The Chinese central bank today set the lowest exchange rate for the yuan against the U.S. dollar in a decade signaling further deterioration in bilateral trade relations.
Laura Hehad the news for CNN:
The Chinese yuan dropped sharply on Monday to its weakest level against the US dollar in more than a decade, raising fears of further dangerous escalation in the US-China trade war.
The yuan fell after the People’s Bank of China set its daily reference rate for the currency at 6.92, the weakest rate since December. China’s central bank sets a “band” every day within which the yuan’s value is only allowed to move 2% up or down.
In mainland China, one US dollar now buys about 7.03 yuan. In trading outside of China, where the yuan moves more freely, it stands at 7.07 to the dollar. Earlier, it had slipped to a record low offshore.
The symbolically important threshold of 7 was last crossed during the 2008 financial crisis.

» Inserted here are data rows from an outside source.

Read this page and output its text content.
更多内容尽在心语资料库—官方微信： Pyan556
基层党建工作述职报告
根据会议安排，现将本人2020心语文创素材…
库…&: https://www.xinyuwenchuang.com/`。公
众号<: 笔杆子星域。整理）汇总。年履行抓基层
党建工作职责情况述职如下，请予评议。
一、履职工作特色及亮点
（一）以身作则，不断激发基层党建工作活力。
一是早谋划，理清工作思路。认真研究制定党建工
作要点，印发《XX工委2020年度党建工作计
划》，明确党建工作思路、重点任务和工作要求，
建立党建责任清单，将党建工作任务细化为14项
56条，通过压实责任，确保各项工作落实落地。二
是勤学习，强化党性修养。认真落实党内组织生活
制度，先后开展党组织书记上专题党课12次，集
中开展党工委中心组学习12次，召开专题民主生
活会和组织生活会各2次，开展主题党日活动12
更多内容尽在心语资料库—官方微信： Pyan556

The central bank said that it is fully capable of keeping the yuan “reasonable and balanced,” adding in a statement that Monday’s weakness was mostly because of “trade protectionism and new tariffs on China.” President Donald Trump announced a new round of tariffs on the country last week.
The Australian Financial Review’s Andrew Galbraith, Winni Zhou, and Noah Sin provided the analysts’ perspective:
The flare-up in trade tensions has renewed global financial market concerns over how much China will allow the yuan to weaken to offset heavier pressure on its exporters.
But Frances Cheung, head of macro strategy, Asia, at Westpac in Singapore, said that “some depreciation in the renminbi is not going to help counteract much of the tariff impact, given high tariff rates”.
“With additional tariffs on the way, the PBOC is likely to come up with more easing to support growth,” she added.
Analysts have previously said that authorities would keep depreciation in check due to concerns about potential capital outflows.
Shares also dropped, with a sharp decline in Hong Kong equities weighing on the overall market, Gerry Alfonso, director at Shenwan Hongyuan Securities, said in an emailed comment.
Kelly Wang of Asia Times provided the background and context:
Trump has frequently accused China of artificially devaluing its currency in order to support its exports – charges long denied by Beijing.
Last week, he shocked global markets when he issued the threat of more tariffs just a day after US and Chinese trade negotiators revived talks aimed at ending the year-long dispute.
The extra 10% duties Trump threatened to implement from September 1 would mean he has now targeted virtually all of the $500 billion in goods America buys from China every year.
On Friday, China threatened to retaliate to any new US tariffs – it has already imposed its own duties on $110 billion of American goods, almost all of the products it imports from the country.
A report from Bloomberg News also stated that China has also asked its state-owned enterprises to stop buying US farm goods, in a further sign of escalating tensions.
The yuan is not freely convertible and the government limits its movement against the US dollar to a 2% range on either side of a central parity rate, which the People’s Bank of China sets each day to reflect market trends and control volatility.